Rozdział 8

1.2K 34 4
                                    

*za ewentualne błędy BARDZO przepraszam*

❦ ❦ ❦

Mila

Lewy policzek miażdżyła mi miękka kanapa, na której leżałam i oglądałam bajki. Uśmiechnęłam się pod nosem, powtarzając w myślach tekst ze SpongeBob'a, który już znałam na pamięć.

Nawet nie podniosłam wzroku, gdy do salonu wparowała asystentka mojej matki - Lucy. Wciąż leżałam w tej samej pozycji; na brzuchu i z głową zwróconą w stronę telewizora.

- Pani Rhodes zleciła mi planowanie twojego przyjęcia urodzinowego. - oznajmiła wywyższającym się tonem, który dział na mnie, jak płachta na byka.

Zerknęłam na nią niechętnie i prychnęłam pod nosem.
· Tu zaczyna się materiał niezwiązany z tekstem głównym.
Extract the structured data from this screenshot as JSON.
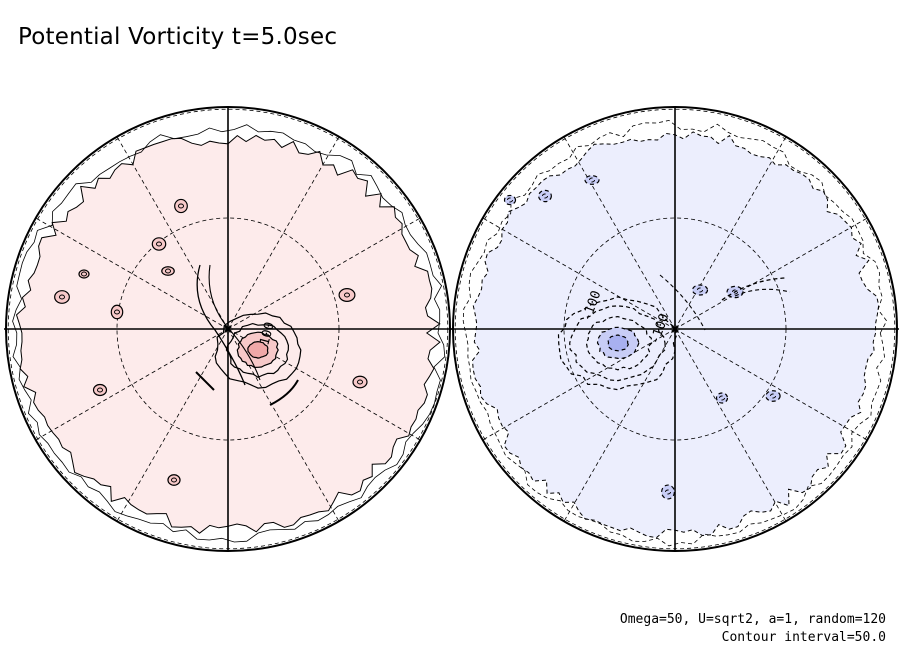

Stała nade mną, ubrana w tani czarny garnitur i podróbę szpilek od YSL. Jej wyraz twarzy, jak zwykle był surowy i wredny. Nawet nie udawała, że za mną nie przepada. Po prostu była suką, która myślała, że mogła mną pomiatać. Może i była starsza ode mnie o jakieś dziesięć lat, ale co z tego, skoro była głupia, jak trep?

- Ta? - bąknęłam niezainteresowana. - To sobie planuj. Nie mam zamiaru brać udziału w tym cyrku. - dodałam takim samym tonem, powracając sporzeniem do Patrica i Skalmara.

Blondynka fuknęła głośno, po czym się schyliła i chwyciła pilot do ręki. Wyłączyła telewizor, żeby za chwilę stanąć przed nim z wkurzoną miną i rękami na biodrach.

- To twoje osiemnaste urodziny, musisz na nich być - wyrzuciła ostro. Zmierzyła wzrokiem mój dzisiejszy ubiór, po czym się skrzywiła. - Nikogo nie obchodzi to czego chcesz.

- Okej, to rób co chcesz. - zbyłam ją, nie zmieniając swojej pozycji.

Było mi naprawdę wygodnie z rękami pod brzuchem i ciepłym kocem na plecach.

- Po prostu nie truj dupy i zejdź mi z pola widzenia, bo za chwilę oślepnę przez tą tandetną podróbkę Prady, którą trzymasz w ręce. Moja matka płci co za mało za bycie wrzodem na dupie? - westchnęłam ciężko i uśmiechnęłam się do niej chamsko.

- Jesteś bezczelną smarkulą, wiesz o tym? - warknęła, ściskając w dłoni swojego iPhone'a.

- Już kilka razy to mówiłaś. - machnęłam niedbale ręką.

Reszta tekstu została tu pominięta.